Image © James Horan for Sydney Living Museums

Sydney, Australia

2020

Situated in the heart of historic Sydney is an extraordinary living record of early colonial Australia. Now a UNESCO Heritage Site, Hyde Park Barracks was originally built to house convicts. Following extensive restoration work, today it is an innovative, immersive history museum.

Units

24

Completed in 1819, the barracks were designed as accommodation for convicts transported primarily from Britain. In fact the building’s architect, Francis Greenway, was also a convict – but his design for the building earned him a full pardon from the Governor of New South Wales. The building later served a variety of other functions: asylum, mint, law courts and government offices were among its uses.

The specter of tragedy settled on the building in 1848, when it was repurposed as an immigration depot for women. More than 2,000 orphan girls – survivors of the Irish Famine – were housed there in the following four years, bringing a legacy of grief and suffering, but also the hopes of a better life in Australia.

Image © James Horan for Sydney Living Museums

Image © James Horan for Sydney Living Museums

Over the following 40 years, further Government-assisted passage schemes brought thousands of other vulnerable women through the doors.
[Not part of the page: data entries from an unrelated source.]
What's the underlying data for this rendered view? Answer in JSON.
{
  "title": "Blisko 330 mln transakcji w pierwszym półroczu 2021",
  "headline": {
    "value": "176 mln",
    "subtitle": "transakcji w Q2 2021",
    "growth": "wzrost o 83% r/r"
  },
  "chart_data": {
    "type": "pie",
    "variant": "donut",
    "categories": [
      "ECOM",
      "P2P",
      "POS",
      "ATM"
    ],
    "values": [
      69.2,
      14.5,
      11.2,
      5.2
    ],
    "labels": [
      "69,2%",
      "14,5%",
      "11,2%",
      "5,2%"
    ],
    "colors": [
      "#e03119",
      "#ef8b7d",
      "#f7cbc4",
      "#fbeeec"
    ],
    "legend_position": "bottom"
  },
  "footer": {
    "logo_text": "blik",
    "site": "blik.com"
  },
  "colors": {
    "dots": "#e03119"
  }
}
The upper floor became an asylum, housing the aged, destitute and mentally ill in what became increasingly overcrowded dormitories, before the entire complex was repurposed as the seat of local law and government during the 1880s.

The Museum’s exhibition retraces these many different phases and uses of the site, revealing its storied history. Objects on display include items used by some of the many thousands of people who have passed through or worked there over the past 200 years. To house this collection, Goppion has provided 24 showcases of different shapes and sizes, some of them are specially integrated to fit harmoniously with particular structures within the gallery spaces.

Image © James Horan for Sydney Living Museums

Image © James Horan for Sydney Living Museums

Some of the showcases also have a symbolic component to their design: they evoke the shape of beds, referencing the original purpose of the Barracks, and the many people who have stayed in the complex during its long and checkered history.

All Goppion showcases belong to our distinct, frameless Q Class. The project has given particular impetus to the development of the Qh1 to Qh2 showcases, horizontal showcases that provide top-down viewing.

Like most historic buildings, the Barracks presented Goppion with challenges. Access to the upper floors was difficult, with stairs being the only access. For this reason it was necessary to assemble most of the showcases directly in the Museum.